Most adults eating varied diets with adequate total calories meet protein requirements without supplementation. The populations most likely to benefit from protein supplementation are: older adults (sarcopenia risk rises sharply over 65; protein needs climb to roughly 1.2–1.6 g/kg/day, with adequate leucine per meal mattering more than total grams), athletes in caloric restriction or very high training volumes, vegans who find it challenging to meet complete protein needs through whole foods, and people recovering from injury or surgery.

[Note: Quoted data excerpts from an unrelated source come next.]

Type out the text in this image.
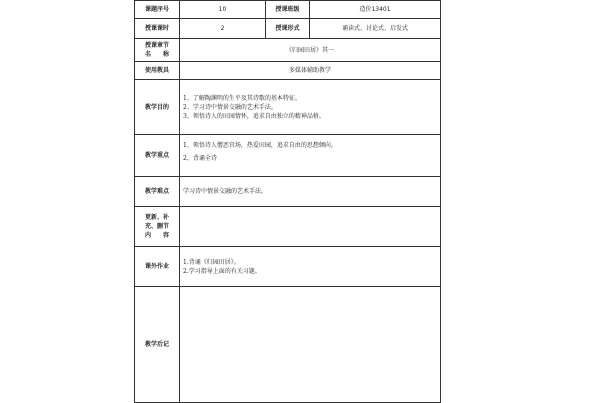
课题序号	10	授课班级	造价13401
授课课时	2	授课形式	诵读式、讨论式、启发式

授课章节
名　　称	《归园田居》其一		
使用教具	多媒体辅助教学		
教学目的	1、了解陶渊明的生平及其诗歌的基本特征。
2、学习诗中情景交融的艺术手法。
3、领悟诗人的田园情怀，追求自由独立的精神品格。		

教学重点	1、领悟诗人憎恶官场，热爱田园，追求自由的思想倾向。
2、背诵全诗		

教学难点	学习诗中情景交融的艺术手法。		

更新、补
充、删节
内　　容			

课外作业	1.背诵《归园田居》。
2.学习指导上面的有关习题。		

教学后记			
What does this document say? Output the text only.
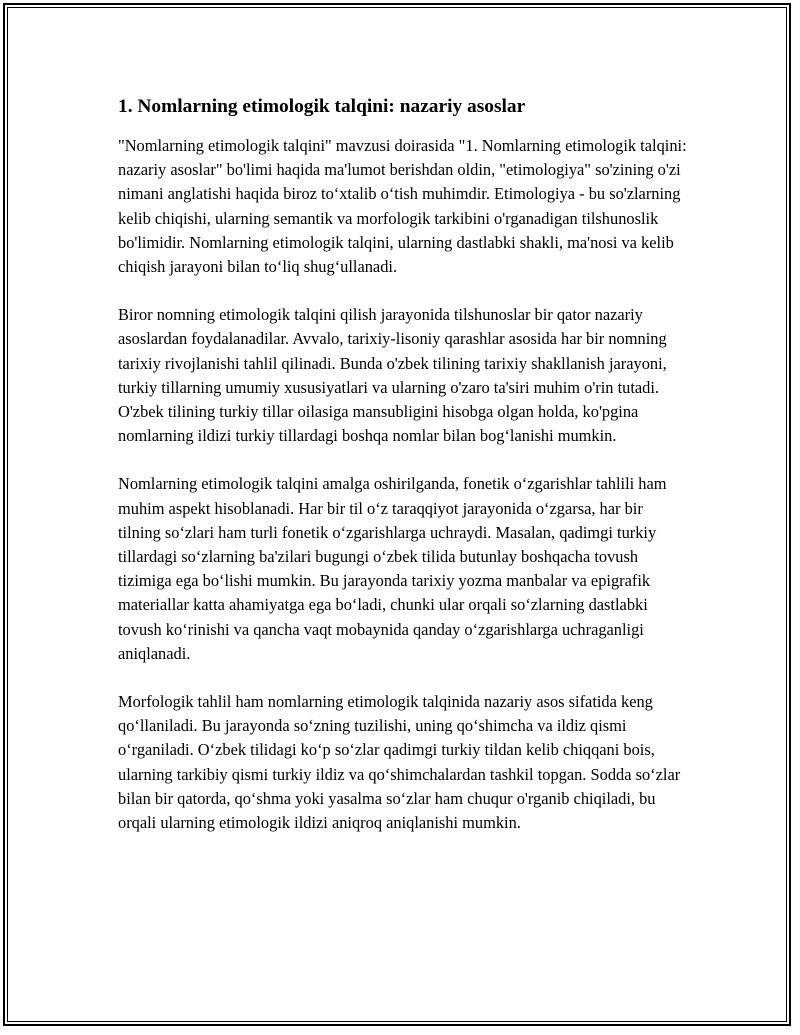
1. Nomlarning etimologik talqini: nazariy asoslar

"Nomlarning etimologik talqini" mavzusi doirasida "1. Nomlarning etimologik talqini: nazariy asoslar" bo'limi haqida ma'lumot berishdan oldin, "etimologiya" so'zining o'zi nimani anglatishi haqida biroz to‘xtalib o‘tish muhimdir. Etimologiya - bu so'zlarning kelib chiqishi, ularning semantik va morfologik tarkibini o'rganadigan tilshunoslik bo'limidir. Nomlarning etimologik talqini, ularning dastlabki shakli, ma'nosi va kelib chiqish jarayoni bilan to‘liq shug‘ullanadi.

Biror nomning etimologik talqini qilish jarayonida tilshunoslar bir qator nazariy asoslardan foydalanadilar. Avvalo, tarixiy-lisoniy qarashlar asosida har bir nomning tarixiy rivojlanishi tahlil qilinadi. Bunda o'zbek tilining tarixiy shakllanish jarayoni, turkiy tillarning umumiy xususiyatlari va ularning o'zaro ta'siri muhim o'rin tutadi. O'zbek tilining turkiy tillar oilasiga mansubligini hisobga olgan holda, ko'pgina nomlarning ildizi turkiy tillardagi boshqa nomlar bilan bog‘lanishi mumkin.

Nomlarning etimologik talqini amalga oshirilganda, fonetik o‘zgarishlar tahlili ham muhim aspekt hisoblanadi. Har bir til o‘z taraqqiyot jarayonida o‘zgarsa, har bir tilning so‘zlari ham turli fonetik o‘zgarishlarga uchraydi. Masalan, qadimgi turkiy tillardagi so‘zlarning ba'zilari bugungi o‘zbek tilida butunlay boshqacha tovush tizimiga ega bo‘lishi mumkin. Bu jarayonda tarixiy yozma manbalar va epigrafik materiallar katta ahamiyatga ega bo‘ladi, chunki ular orqali so‘zlarning dastlabki tovush ko‘rinishi va qancha vaqt mobaynida qanday o‘zgarishlarga uchraganligi aniqlanadi.

Morfologik tahlil ham nomlarning etimologik talqinida nazariy asos sifatida keng qo‘llaniladi. Bu jarayonda so‘zning tuzilishi, uning qo‘shimcha va ildiz qismi o‘rganiladi. O‘zbek tilidagi ko‘p so‘zlar qadimgi turkiy tildan kelib chiqqani bois, ularning tarkibiy qismi turkiy ildiz va qo‘shimchalardan tashkil topgan. Sodda so‘zlar bilan bir qatorda, qo‘shma yoki yasalma so‘zlar ham chuqur o'rganib chiqiladi, bu orqali ularning etimologik ildizi aniqroq aniqlanishi mumkin.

The narrow "anabolic window" has been replaced in the literature by a simpler rule: total daily protein intake matters far more than precise timing for most people. Distribute protein reasonably across meals (each meal containing at least 25–40 g with a leucine-sufficient profile), meet total daily targets (1.6–2.2 g/kg for active individuals), and protein supplements become a convenient tool rather than a mandatory one.

Sources

  1. Res PT, Groen B, Pennings B, et al. "Protein ingestion before sleep improves postexercise overnight recovery." Medicine & Science in Sports & Exercise, 2012;44(8):1560–1569. PMID 22330017. DOI: 10.1249/MSS.0b013e31824cc363.
  2. Gorissen SHM, Crombag JJR, Senden JMG, et al. "Protein content and amino acid composition of commercially available plant-based protein isolates." Amino Acids, 2018;50(12):1685–1695. PMID 30167963. DOI: 10.1007/s00726-018-2640-5.
  3. Phillips SM, Van Loon LJC. "Dietary protein for athletes: from requirements to optimum adaptation." Journal of Sports Sciences, 2011;29(Suppl 1):S29–S38. PMID 22150425. DOI: 10.1080/02640414.2011.619204.
  4. Morton RW, Murphy KT, McKellar SR, et al. "A systematic review, meta-analysis and meta-regression of the effect of protein supplementation on resistance training-induced gains in muscle mass and strength in healthy adults." British Journal of Sports Medicine, 2018;52(6):376–384. PMID 28698222. DOI: 10.1136/bjsports-2017-097608.
  5. Babault N, Païzis C, Deley G, et al. "Pea proteins oral supplementation promotes muscle thickness gains during resistance training: a double-blind, randomized, placebo-controlled clinical trial vs. whey protein." Journal of the International Society of Sports Nutrition, 2015;12(1):3. PMID 25628520. DOI: 10.1186/s12970-014-0064-5.
  6. Jäger R, Kerksick CM, Campbell BI, et al. "International Society of Sports Nutrition position stand: protein and exercise." Journal of the International Society of Sports Nutrition, 2017;14:20. PMID 28642676. DOI: 10.1186/s12970-017-0177-8.

Reviewed against 6 peer-reviewed sources.